Walsh Group, Chicago, appears to be the big winner—leading one design-build team and part of a public-private partnership (P3)—in bids for two new, 2,500-ft-long cable-stayed bridges across the Ohio River in Kentucky and Indiana.
Along with France's Vinci Concessions and Bilfinger Berger PI International Holding GmbH, Walsh Investors leads a P3 team that the Indiana Finance Authority named last month as the preferred proposer for the East End Crossing. The bridge, designed by Parsons Brinckerhoff, is one of the components of the estimated $2.6-billion Ohio River Bridges program.
The P3 proposal, apparently edging out three others, calls for building the bridge at $763 million, 23% less than the estimated cost and, by October 2016, eight months ahead of schedule. The bridge will link Louisville to southern Indiana. The job includes a 1,680-ft twin-bore tunnel on the Kentucky approach and 19 additional bridges, according to Vinci.
Final approval is subject to review by the Indiana Budget Committee and the governor. The P3 team's design-build joint-venture group, including Walsh Construction, Vinci Construction Grands Projets and Jacobs Engineering, would construct the bridge.

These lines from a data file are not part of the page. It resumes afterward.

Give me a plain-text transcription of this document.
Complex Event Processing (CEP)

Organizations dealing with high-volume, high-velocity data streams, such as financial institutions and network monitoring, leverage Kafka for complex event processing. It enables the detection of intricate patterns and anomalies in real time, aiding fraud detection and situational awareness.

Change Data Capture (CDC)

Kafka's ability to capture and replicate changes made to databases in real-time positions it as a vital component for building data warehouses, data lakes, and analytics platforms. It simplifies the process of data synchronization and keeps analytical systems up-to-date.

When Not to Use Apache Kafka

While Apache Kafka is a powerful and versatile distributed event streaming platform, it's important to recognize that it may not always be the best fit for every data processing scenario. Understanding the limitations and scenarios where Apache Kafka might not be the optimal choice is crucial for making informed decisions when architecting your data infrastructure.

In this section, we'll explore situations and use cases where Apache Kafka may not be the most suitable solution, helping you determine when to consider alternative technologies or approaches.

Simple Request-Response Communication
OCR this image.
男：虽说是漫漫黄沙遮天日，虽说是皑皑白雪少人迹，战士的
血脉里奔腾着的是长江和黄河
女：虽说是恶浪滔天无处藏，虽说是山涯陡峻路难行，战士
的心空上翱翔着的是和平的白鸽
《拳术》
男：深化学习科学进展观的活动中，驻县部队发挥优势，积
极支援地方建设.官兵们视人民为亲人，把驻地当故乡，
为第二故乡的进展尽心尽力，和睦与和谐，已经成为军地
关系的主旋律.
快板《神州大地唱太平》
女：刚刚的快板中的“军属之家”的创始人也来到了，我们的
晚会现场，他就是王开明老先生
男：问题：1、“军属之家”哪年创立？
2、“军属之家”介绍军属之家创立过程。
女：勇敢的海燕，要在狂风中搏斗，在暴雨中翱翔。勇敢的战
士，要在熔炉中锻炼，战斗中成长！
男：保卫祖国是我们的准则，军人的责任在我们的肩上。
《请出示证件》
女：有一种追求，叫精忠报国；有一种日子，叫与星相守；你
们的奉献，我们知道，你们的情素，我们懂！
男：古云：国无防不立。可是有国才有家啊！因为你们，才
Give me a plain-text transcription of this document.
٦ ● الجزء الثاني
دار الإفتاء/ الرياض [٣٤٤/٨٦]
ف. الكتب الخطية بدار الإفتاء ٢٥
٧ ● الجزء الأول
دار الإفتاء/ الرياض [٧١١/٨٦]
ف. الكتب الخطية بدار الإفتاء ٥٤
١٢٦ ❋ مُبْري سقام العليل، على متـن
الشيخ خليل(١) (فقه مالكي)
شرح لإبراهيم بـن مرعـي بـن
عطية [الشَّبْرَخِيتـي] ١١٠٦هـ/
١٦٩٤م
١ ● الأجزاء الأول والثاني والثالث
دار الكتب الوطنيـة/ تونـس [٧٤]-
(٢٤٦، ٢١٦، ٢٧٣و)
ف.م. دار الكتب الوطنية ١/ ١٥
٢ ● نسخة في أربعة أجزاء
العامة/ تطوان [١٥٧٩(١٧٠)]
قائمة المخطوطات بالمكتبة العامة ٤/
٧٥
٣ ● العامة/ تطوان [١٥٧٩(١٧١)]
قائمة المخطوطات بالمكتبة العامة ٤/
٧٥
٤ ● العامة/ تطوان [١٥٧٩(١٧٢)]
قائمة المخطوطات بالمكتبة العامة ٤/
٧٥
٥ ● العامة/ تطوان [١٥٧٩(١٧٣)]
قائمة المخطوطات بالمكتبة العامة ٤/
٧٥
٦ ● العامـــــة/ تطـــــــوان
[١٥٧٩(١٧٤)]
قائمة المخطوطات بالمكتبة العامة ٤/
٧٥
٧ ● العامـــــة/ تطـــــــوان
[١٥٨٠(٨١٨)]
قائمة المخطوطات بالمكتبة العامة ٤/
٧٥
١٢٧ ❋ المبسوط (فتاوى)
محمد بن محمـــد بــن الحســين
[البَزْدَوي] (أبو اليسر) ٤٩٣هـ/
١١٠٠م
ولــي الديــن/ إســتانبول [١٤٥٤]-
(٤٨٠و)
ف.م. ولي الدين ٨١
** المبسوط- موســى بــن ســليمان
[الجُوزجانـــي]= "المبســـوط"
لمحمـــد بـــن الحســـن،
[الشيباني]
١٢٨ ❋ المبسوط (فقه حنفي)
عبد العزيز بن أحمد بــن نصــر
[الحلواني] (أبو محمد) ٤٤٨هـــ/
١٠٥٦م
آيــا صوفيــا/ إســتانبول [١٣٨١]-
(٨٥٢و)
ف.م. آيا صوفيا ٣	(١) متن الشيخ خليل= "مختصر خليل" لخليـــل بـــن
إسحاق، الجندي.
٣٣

Walsh's construction unit also leads a design-build team that the Kentucky Transportation Cabinet (KTC) named as the apparent winning bidder among three teams for the Downtown Crossing, conceptually designed by Michael Baker Inc. The design-build team's "apparent best value" bid includes a projected completion date of December 2016 at a construction cost of $860 million. That proposal is more than a year and a half ahead of the deadline and $90 million under the cabinet's preliminary cost estimate of $950 million, according to KTC officials.